The published data in annual terms is as shown on Figure 1. As it shows, household savings rate have risen from 2.8 percent in CY2019 to 11.8 percent in CY2020.
Reasons for the steep rise in 2020
The extraordinary jump of the household savings rate by 9 percentage points seems to be explainable only by the special cash transfer. The details of the data do show that households’ receipt of “current transfer, not elsewhere included” had increased by 14.8 trillion yen, which, in turn, increased “household disposable income” by 12.5 trillion yen.
However, there was another factor at play. Household consumption also declined by a magnitude of 16.5 trillion yen. As a consequence, household savings increased by 28.9 trillion yen in total.
Therefore, the extraordinary jump in the household savings rate in 2020 was a result of both an increase in cash transfer from the government and a fall in consumption by the households which resulted from the restriction on peoples mobility under the COVID-19.
These facts can also be confirmed by the quarterly data on the household sector. Figure 2 shows the seasonally adjusted data for quarterly household savings rate.
It shows that households savings rate shot up in the second quarter of 2020, but also remained elevated until the second quarter of 2021. The extraordinary rise reflects the cash transfers that took place in the second quarter, while the elevated level of the household savings rate was a result of the drop in household consumption under COVID-19. In fact, the level of household consumption at 2021Q2 still remained below that in 2019Q4, the quarter just before the pandemic, by 4.1 percent.
Reasons for the apparent reversal of the long-term trend
Even if we exclude the recent steep increase, recent household saving rate seems to show a halt of the long-term trend of a falling savings rate. Since the long-term downward trend can be explained by the aging of the population, which implies an increasing share of aged households with negative savings rate, it is important to understand why a halt of the long-term trend have taken place in the recent years.
What could be the reasons are as follows.
First is the impact of one-time factors. The impact of the COVID-19 and the policy responses to the pandemic that we discussed above is an example, but there could be others.

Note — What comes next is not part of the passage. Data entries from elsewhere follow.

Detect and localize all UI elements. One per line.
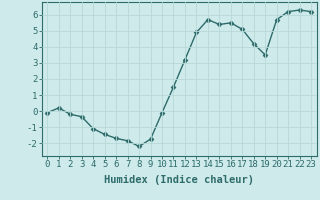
- X-axis label: Humidex (Indice chaleur): Humidex (Indice chaleur): [104, 175, 254, 185]
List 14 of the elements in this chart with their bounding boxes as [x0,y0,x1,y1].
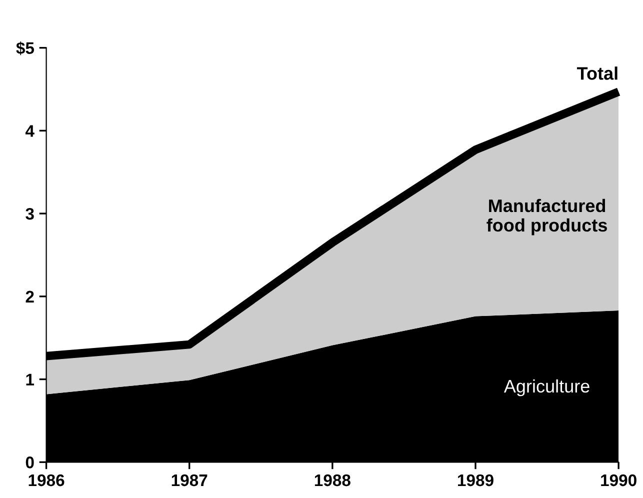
series-label: Agriculture [504,379,590,396]
y-tick-label: 1 [26,374,34,386]
y-tick-label: $5 [16,41,34,56]
x-tick-label: 1990 [601,474,636,486]
series-label: Manufactured food products [486,198,607,236]
x-tick-label: 1986 [28,474,64,486]
x-tick-label: 1989 [458,474,494,486]
y-tick-label: 3 [26,208,34,220]
y-tick-label: 0 [26,456,34,468]
y-tick-label: 4 [25,125,34,137]
annotation: Total [576,66,618,80]
x-tick-label: 1987 [172,474,208,486]
x-tick-label: 1988 [314,474,350,486]
y-tick-label: 2 [26,290,34,302]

For example, a surge in household consumption just before the consumption tax rate hike leads to a drop in the savings rate in the quarter before the tax rate hike (and a somewhat offsetting increase immediately after the hike). That seems to be behind the negative savings rate that appeared in CY2014 (Figure 1), or more specifically in the first quarter of 2014 (Figure2).

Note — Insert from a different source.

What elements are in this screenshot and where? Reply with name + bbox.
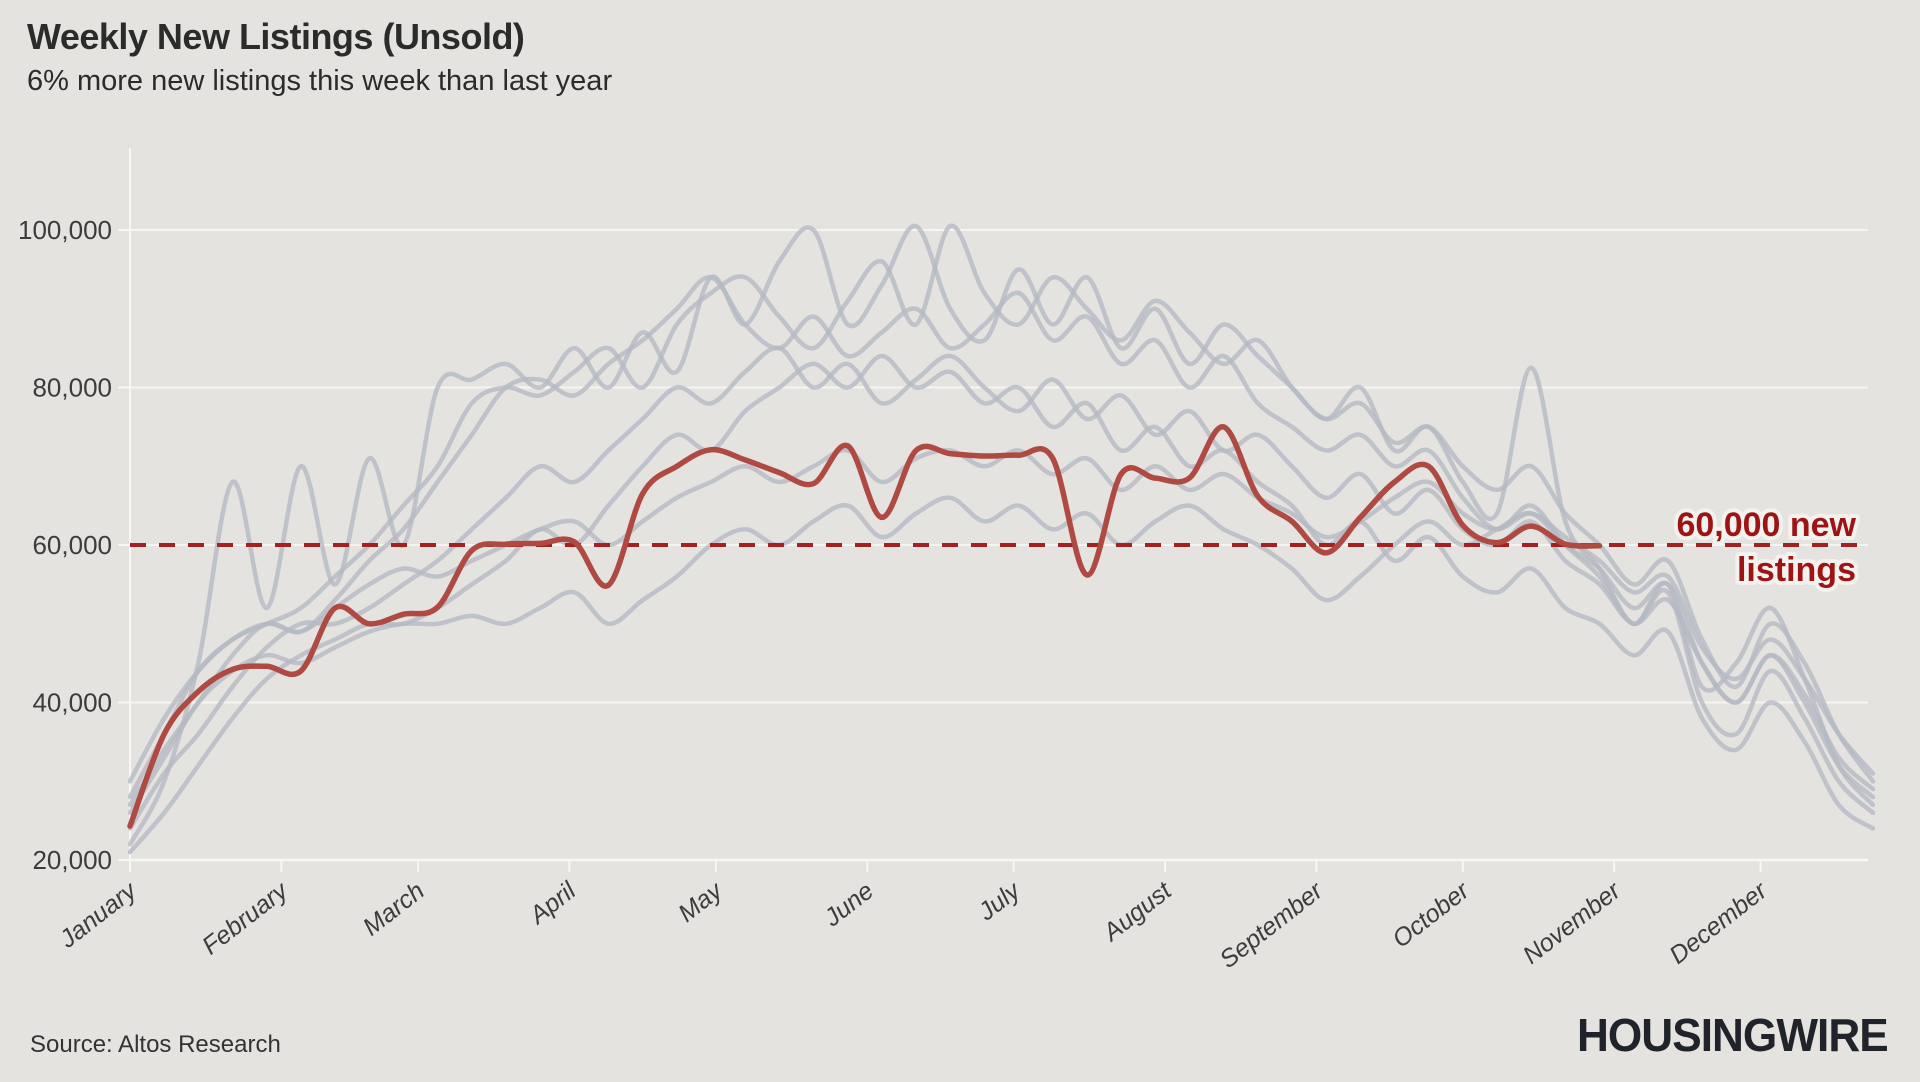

Second is the impact of business cycles. The figures above suggest that, when the economy is in an expansionary phase (e.g., 2002-2006, 2009-2012, and 2012-2019), household savings rate tends to rise, while in a recessionary phase (e.g., 2000-2001and 2006-2009), it tends to fall.
It seems to suggest that changes in labor income during business cycles are seen as transitory incomes by the households rather than as permanent incomes. It is consistent with the fact that workers tend to be rewarded by bonuses rather than by “base-ups” (permanent increase in the basic wage) in Japan.
Since Japan was in a relatively long expansionary phase under Abenomics (in fact, the second longest after the second world war), it may have contributed in raising the household savings rate above the long-term downward trend in the recent years.
Third is the implications of the worsening situation of fiscal and social security systems. The priority of fiscal consolidation rose in 1990s (Fiscal Structural Reform Act passed the Diet in 1997) and of social security reform in 2000s (major reform of the pension system took place in 2004). Because people became more aware of the increasing uncertainty surrounding the future of the contributions paid to and the benefits received from the government, households may have started to make precautionary savings.
Need to watch its future more closely
The future of households saving rate in Japan is important for a number of reasons.
If household savings rate falls, it may constrain the financing of private investment. It could happen because there is a strong correlation between domestic savings and domestic investment in Japan: It reflects the fact that Japan is not good at inviting foreign savings to finance investment.
Even if private investment is not constrained, the decline in savings may lead to a net borrowing situation for the country as a whole, bringing about a current account deficit. If the latter occurs, it may lead to an increase in foreign investors who may have more critical eyes on the fiscal situation. It could potentially strengthen the pressure towards higher long-term interest rate.
As these possibilities suggest, there are good reasons for paying more attention to the future of the household savings rate in Japan.